Seit dem 5. Mai ist Sinn Féin auch im Belfaster Parlament die stärkste Partei und hat der Democratic Unionist Party (DUP) den Rang abgelaufen. Zum ersten Mal in der hundertjährigen Geschichte des nordirischen Staatswesens überholte damit eine nationalistische Partei die bislang dominierenden Unionisten, die auf die Zugehörigkeit der Provinz Nordirland zu Großbritannien bestehen.

Sinn Féin hat die politische Landschaft Irlands auf eine Weise verändert, wie es noch Ende 2019 kaum vorstellbar war. Das gelang unter der Führung von zwei Frauen, die der Partei erst nach dem Beginn des Friedensprozesses in den 1990er Jahren beigetreten sind: Mary Lou McDonald in der Republik Irland, die seit Februar 2018 auch Parteivorsitzende ist, und Michelle O’Neill in Nordirland, die seit 2019 die Sinn-Féin-Fraktion im Belfaster Parlament anführt.

Um nachzuvollziehen, wie Sinn ­Féin so weit gekommen ist, muss man sich einen kritischen Moment der jüngsten Parteigeschichte in Erinnerung rufen. Als 2008 die Finanzkrise ausbrach, schien der stetige Aufstieg der Partei, der 1994 mit dem von der IRA (dem bewaffneten Arm der Sinn ­Féin) ausgerufenen Waffenstillstand begann, in beiden Teilen Irlands zu einem jähen Ende gekommen zu sein.

In der Republik hatte sich Sinn ­Féin bei den Wahlen von 2007 erhebliche Gewinne ausgerechnet, die sie zum unentbehrlichen Koalitionspartner der regierenden Fianna Fáil gemacht hätte. Aber dann verlor die Partei sogar einen ihrer fünf Sitze. In Nordirland schien es für die Partei in demselben Jahr auf den ersten Blick besser zu laufen. Im Oktober 2006 hatte die Parteiführung unter Gerry Adams und Martin McGuiness mit Ian Paisleys DUP das St.-Andrews-Abkommen1 ausgehandelt, das den Weg für Parlamentswahlen frei machte. Bei den Wahlen im März 2007 konnte die Sinn Féin ihre Position als beherrschende Kraft im nationalistischen Lager konsolidieren und ihren Hauptrivalen, die SDLP (Social Democratic and Labour Party), abhängen.

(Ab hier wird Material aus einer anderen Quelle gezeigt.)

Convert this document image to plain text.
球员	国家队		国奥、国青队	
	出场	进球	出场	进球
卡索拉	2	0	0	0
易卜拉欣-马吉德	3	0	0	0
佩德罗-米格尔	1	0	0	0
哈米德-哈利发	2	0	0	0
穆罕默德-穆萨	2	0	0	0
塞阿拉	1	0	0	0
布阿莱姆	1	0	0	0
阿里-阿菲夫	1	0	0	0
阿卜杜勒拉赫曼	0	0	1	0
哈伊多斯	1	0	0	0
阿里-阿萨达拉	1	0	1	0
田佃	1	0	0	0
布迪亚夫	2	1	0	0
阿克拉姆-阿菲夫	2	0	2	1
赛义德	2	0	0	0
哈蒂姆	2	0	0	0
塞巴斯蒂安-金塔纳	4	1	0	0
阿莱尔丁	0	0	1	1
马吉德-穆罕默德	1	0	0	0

In der Folge bildete sie eine Koalition mit der DUP, die im Gegensatz zu früheren Versuchen fast zehn Jahre lang Bestand haben sollte.

Allerdings war Sinn Féin damit ihrem Hauptziel – einem vereinigten Irland – keinen Schritt näher gekommen. Adams und McGuiness hatten bereits mit ihrer Unterschrift unter das Karfreitagsabkommen zu Ostern 1998 zugestanden, dass Nordirland so lange ein Teil des Vereinigten Königreichs bleibt, bis die nordirische Bevölkerung in einem Referendum mehrheitlich für die irische Einheit stimmt. Doch für einen solchen Umschwung der öffentlichen Meinung gab es neun Jahre nach dem Karfreitagsabkommen noch keinerlei Anzeichen.

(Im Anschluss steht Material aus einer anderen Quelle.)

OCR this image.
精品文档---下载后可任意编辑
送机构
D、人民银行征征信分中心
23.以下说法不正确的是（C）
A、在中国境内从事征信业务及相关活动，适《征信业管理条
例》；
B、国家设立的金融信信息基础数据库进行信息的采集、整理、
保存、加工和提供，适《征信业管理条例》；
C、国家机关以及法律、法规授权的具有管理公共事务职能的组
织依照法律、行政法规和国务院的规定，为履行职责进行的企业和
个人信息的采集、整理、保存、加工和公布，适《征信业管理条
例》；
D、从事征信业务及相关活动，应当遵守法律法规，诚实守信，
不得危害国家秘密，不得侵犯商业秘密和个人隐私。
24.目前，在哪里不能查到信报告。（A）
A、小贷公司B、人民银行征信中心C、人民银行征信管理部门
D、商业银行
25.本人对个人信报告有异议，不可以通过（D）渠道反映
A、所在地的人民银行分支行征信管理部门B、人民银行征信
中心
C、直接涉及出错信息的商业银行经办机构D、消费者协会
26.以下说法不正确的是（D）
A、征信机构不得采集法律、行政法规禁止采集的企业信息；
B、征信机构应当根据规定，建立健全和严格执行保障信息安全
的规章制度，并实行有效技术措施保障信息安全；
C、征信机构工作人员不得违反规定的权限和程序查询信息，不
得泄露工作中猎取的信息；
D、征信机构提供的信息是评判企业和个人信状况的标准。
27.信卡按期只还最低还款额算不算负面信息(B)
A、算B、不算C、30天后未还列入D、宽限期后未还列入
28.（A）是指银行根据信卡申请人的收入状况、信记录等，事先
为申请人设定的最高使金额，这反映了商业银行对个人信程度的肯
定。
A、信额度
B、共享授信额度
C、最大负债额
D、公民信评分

Im Gegenteil: Während Sinn Féin von der Regierungsbildung in Dublin ausgeschlossen blieb, bildete sie in Belfast eine Koalition mit ihrem ewigen Feind, den Unionisten. Eine Verfassungsänderung in Richtung Vereinigung lag 2007 in weiter Ferne. Eine damals publizierte Studie konstatierte innerhalb der republikanischen Bewegung sogar eine regelrechte „Endzeitstimmung“.3

15 Jahre später hat sich die Lage auf verblüffende Weise gewandelt. In der Republik konnte Sinn Feín ihren Stim­men­anteil erheblich verbessern: Nach 10 Prozent bei den Wahlen von 2011 und 14 Prozent 2016 kam sie 2020 auf 24,5 Prozent. Seitdem hat Sinn ­Féin weiter zugelegt und dürfte laut Prognosen die nächste Regierung in Dublin bilden. Ende Mai 2022 lag die Partei in einer Umfrage mit 35 Prozent Zustimmung um 14 Prozentpunkte vor ihrer stärksten Konkurrentin, der Fine Gael.

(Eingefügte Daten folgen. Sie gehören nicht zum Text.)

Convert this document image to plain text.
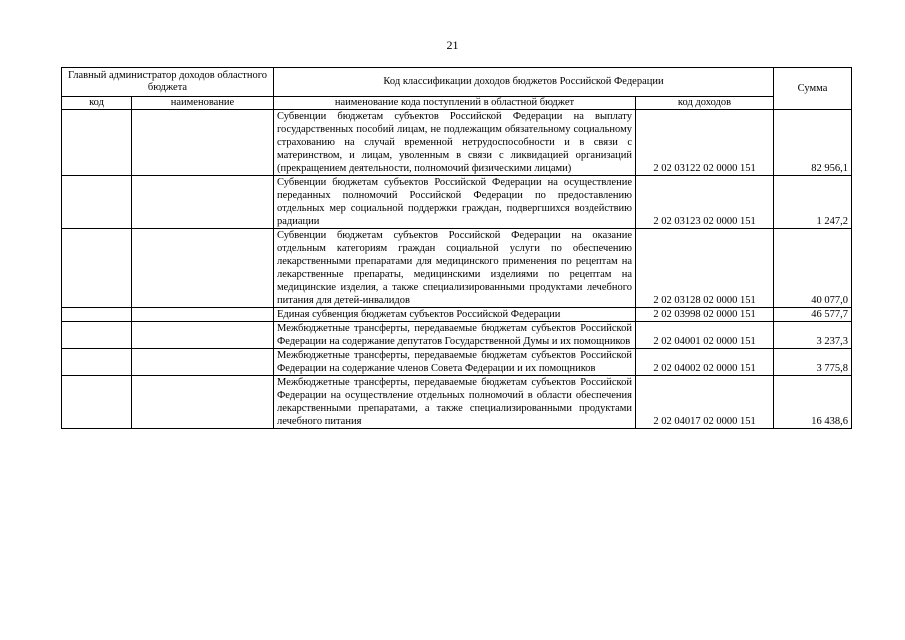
21
Главный администратор доходов областного бюджета		Код классификации доходов бюджетов Российской Федерации		Сумма
код	наименование	наименование кода поступлений в областной бюджет	код доходов	
		Субвенции бюджетам субъектов Российской Федерации на выплату государственных пособий лицам, не подлежащим обязательному социальному страхованию на случай временной нетрудоспособности и в связи с материнством, и лицам, уволенным в связи с ликвидацией организаций (прекращением деятельности, полномочий физическими лицами)	2 02 03122 02 0000 151	82 956,1
		Субвенции бюджетам субъектов Российской Федерации на осуществление переданных полномочий Российской Федерации по предоставлению отдельных мер социальной поддержки граждан, подвергшихся воздействию радиации	2 02 03123 02 0000 151	1 247,2
		Субвенции бюджетам субъектов Российской Федерации на оказание отдельным категориям граждан социальной услуги по обеспечению лекарственными препаратами для медицинского применения по рецептам на лекарственные препараты, медицинскими изделиями по рецептам на медицинские изделия, а также специализированными продуктами лечебного питания для детей-инвалидов	2 02 03128 02 0000 151	40 077,0
		Единая субвенция бюджетам субъектов Российской Федерации	2 02 03998 02 0000 151	46 577,7
		Межбюджетные трансферты, передаваемые бюджетам субъектов Российской Федерации на содержание депутатов Государственной Думы и их помощников	2 02 04001 02 0000 151	3 237,3
		Межбюджетные трансферты, передаваемые бюджетам субъектов Российской Федерации на содержание членов Совета Федерации и их помощников	2 02 04002 02 0000 151	3 775,8
		Межбюджетные трансферты, передаваемые бюджетам субъектов Российской Федерации на осуществление отдельных полномочий в области обеспечения лекарственными препаратами, а также специализированными продуктами лечебного питания	2 02 04017 02 0000 151	16 438,6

Gleichzeitig scheint ein mehrheitliches Votum für ein vereintes Irland, käme es zu einem Referendum, nicht mehr ausgeschlossen. Das liegt allerdings in erster Linie an der Politik der englischen Konservativen und der nordirischen DUP. Deren Taktieren vor und nach dem Brexit-Referendum von 2016 – bei dem die nordirischen Wäh­le­r:in­nen mit 56 zu 44 Prozent für den Verbleib in der EU stimmten – hat die unionistische Wählerschaft gespalten und neue Handelshindernisse in der Irischen See geschaffen.3 Dafür büßte die DUP mit einem schmachvollen Stimmenverlust; sie fiel hinter Sinn ­Féin zurück.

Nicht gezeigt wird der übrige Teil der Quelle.